Effect of MgO concentration on phase evolution during steelmaking slag cooling process

Abstract

The main reason for the underutilisation of steelmaking slags is their instability, which is influenced by their complex phase structure. Recycling and sustainable steelmaking slag face challenges due to the presence of magnesium oxide (MgO), a crucial component in steelmaking slag. This study investigates the phase evolution of steelmaking slag during the cooling process with different MgO contents, using high-temperature experiments and FactSage™ software, ver 8.1, (by Thermfact/CRCT and GTT-Technologies) thermodynamic equilibrium calculations. X-ray diffraction (XRD) and scanning electron microscope - energy dispersive x-ray spectroscopy (SEM-EDS) analyses identified main phases in steelmaking slag, including Ca2SiO4 (C2S), RO (MgO-FeO solid solution), Ca2Fe2O5 (C2F), and Ca3SiO5 (C3S). The study reveals that RO phase increases as the MgO content increases. C3S precipitates from steelmaking slag with a 12 mass per cent MgO content at a reduced temperature of 1400°C. It is important to note that C3S remains in the steelmaking slag even after slow cooling. This may be due to the substitution of Ca2+ in C3S by Fe2+ and Mg2+ ions. Intriguingly, the precipitation of f-CaO in steelmaking slag with 10 mass per cent of MgO content occurred after one year, while there was no manifestation of f-CaO precipitation in the steelmaking slag with 12 mass per cent of MgO content even after one year. This discrepancy suggests a potential stabilising effect of an appropriate amount of MgO in steelmaking slag.
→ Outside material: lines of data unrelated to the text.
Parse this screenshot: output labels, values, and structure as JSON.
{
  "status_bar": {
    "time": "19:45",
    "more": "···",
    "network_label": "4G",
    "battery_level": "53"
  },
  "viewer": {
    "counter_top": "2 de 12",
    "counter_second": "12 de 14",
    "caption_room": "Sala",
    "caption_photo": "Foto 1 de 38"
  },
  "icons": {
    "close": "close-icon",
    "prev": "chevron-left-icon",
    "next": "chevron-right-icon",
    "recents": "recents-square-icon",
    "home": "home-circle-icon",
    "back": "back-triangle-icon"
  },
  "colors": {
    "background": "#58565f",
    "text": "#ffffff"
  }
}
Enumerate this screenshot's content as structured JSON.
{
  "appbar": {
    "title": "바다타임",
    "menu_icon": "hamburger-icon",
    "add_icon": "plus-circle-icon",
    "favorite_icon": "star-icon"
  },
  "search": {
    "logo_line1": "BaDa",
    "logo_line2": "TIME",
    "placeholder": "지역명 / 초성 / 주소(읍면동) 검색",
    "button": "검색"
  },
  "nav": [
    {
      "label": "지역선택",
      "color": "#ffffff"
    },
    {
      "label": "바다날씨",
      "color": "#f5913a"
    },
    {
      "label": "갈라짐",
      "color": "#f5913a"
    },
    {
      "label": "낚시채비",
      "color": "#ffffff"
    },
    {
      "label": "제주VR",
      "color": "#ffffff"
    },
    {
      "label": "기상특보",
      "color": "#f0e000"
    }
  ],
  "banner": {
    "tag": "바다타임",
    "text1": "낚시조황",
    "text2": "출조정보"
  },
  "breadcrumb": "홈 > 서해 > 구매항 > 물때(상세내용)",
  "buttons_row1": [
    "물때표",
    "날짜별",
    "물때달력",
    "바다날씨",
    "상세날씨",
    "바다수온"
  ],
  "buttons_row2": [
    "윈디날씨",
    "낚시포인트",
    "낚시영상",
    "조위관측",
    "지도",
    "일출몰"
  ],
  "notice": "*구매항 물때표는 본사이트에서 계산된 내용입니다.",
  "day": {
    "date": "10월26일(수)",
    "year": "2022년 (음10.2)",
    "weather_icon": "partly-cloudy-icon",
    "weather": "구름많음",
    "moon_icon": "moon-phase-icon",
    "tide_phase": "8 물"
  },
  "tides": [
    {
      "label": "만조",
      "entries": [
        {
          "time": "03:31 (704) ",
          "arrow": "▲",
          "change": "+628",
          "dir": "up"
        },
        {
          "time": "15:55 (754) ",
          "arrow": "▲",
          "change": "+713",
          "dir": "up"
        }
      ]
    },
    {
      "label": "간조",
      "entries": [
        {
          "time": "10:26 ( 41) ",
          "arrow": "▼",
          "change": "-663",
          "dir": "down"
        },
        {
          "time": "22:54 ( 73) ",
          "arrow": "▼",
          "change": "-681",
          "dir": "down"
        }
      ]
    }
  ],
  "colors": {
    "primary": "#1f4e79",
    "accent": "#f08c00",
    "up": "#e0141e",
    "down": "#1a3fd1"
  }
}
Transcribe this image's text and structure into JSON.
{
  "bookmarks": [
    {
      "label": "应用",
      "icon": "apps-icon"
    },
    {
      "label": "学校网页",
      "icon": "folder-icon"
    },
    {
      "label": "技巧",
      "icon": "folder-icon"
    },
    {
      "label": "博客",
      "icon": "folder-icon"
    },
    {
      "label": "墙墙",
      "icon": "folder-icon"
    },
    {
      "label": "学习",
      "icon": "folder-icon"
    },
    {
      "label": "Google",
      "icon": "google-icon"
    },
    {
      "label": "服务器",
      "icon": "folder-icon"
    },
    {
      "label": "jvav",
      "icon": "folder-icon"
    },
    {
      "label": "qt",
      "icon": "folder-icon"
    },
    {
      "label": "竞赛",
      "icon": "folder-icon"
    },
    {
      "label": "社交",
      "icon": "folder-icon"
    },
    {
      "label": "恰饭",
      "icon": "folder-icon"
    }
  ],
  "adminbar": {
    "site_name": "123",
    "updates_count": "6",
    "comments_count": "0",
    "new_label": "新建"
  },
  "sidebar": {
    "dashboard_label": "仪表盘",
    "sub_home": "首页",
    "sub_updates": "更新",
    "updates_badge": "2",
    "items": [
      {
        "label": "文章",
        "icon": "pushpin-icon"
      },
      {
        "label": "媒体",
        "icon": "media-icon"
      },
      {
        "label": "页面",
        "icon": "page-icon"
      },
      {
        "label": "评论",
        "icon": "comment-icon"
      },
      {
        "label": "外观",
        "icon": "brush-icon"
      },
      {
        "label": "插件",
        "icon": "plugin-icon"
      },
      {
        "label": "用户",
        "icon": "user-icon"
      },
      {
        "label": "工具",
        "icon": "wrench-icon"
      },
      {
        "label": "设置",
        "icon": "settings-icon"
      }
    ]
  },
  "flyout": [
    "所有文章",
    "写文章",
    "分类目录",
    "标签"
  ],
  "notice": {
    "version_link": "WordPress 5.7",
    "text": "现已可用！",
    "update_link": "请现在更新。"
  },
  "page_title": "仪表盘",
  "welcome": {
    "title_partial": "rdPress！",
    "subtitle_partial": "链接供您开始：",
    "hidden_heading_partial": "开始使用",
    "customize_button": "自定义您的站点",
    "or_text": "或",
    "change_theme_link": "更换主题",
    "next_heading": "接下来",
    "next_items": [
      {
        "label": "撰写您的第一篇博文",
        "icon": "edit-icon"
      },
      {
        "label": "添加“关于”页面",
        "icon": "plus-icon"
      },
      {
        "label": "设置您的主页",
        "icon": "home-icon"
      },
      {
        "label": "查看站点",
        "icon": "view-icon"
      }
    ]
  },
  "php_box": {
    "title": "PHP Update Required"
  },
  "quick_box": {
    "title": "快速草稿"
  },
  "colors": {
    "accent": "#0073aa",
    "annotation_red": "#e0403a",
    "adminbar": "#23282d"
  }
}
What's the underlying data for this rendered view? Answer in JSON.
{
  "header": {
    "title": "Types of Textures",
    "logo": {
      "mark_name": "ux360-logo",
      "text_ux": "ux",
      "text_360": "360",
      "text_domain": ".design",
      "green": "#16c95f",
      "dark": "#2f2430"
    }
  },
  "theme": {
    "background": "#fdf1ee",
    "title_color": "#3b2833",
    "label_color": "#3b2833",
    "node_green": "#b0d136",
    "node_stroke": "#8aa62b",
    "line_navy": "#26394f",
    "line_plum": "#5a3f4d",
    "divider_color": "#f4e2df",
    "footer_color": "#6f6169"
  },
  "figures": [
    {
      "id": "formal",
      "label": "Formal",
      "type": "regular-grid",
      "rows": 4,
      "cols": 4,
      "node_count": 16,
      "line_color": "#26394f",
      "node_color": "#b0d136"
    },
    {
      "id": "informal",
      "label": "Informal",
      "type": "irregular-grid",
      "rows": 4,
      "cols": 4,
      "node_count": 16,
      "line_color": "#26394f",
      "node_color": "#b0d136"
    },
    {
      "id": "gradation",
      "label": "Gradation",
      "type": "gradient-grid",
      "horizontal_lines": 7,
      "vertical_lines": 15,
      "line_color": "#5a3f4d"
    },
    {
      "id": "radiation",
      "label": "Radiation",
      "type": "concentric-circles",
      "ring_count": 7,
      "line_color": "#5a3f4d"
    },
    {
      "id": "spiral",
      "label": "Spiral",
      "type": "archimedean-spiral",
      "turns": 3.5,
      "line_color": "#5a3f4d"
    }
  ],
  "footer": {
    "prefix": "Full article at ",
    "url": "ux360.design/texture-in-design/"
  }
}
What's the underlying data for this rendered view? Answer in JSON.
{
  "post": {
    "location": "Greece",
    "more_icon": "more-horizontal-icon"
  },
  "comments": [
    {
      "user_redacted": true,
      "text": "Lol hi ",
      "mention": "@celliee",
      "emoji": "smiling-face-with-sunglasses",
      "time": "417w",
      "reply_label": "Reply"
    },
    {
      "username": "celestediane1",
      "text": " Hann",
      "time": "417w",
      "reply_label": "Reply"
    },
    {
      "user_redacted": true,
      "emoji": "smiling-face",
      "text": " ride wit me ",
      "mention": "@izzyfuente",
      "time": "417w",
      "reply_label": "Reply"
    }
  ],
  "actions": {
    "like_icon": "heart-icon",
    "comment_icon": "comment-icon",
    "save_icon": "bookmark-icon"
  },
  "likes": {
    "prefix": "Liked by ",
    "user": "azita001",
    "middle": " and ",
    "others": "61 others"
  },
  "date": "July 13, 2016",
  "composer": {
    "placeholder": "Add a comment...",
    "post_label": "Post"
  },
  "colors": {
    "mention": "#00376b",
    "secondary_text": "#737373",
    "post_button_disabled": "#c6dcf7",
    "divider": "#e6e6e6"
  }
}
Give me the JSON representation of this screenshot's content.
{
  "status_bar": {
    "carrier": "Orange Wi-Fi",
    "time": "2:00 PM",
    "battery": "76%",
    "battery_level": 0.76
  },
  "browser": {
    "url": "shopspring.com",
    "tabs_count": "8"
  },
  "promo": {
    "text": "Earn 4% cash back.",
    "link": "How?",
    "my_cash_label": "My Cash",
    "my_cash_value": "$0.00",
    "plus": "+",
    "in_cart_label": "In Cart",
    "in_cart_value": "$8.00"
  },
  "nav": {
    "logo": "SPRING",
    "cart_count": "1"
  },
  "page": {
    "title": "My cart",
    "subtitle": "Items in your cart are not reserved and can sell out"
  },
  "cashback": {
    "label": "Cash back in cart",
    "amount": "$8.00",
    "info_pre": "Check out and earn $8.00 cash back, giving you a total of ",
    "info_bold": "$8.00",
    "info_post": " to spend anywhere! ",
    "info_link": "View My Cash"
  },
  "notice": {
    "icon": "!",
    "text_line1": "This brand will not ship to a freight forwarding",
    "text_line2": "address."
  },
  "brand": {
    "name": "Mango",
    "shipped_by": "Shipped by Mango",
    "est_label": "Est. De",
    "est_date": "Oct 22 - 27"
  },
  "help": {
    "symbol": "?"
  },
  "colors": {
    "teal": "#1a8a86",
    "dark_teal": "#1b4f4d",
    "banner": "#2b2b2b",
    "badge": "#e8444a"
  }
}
However, it is crucial to emphasise that this inference lacks supporting data, necessitating further research to validate this hypothesis. The significance of this work is in uncovering the complexities of steelmaking slag behaviour, providing essential insights for optimising recycling processes. The research sheds light on the factors that influence the phase composition and stability of steelmaking slag, contributing to the utilisation of steelmaking slags, promoting environmental sustainability, and enhancing the overall efficiency of metallurgical processes in the current industrial landscape.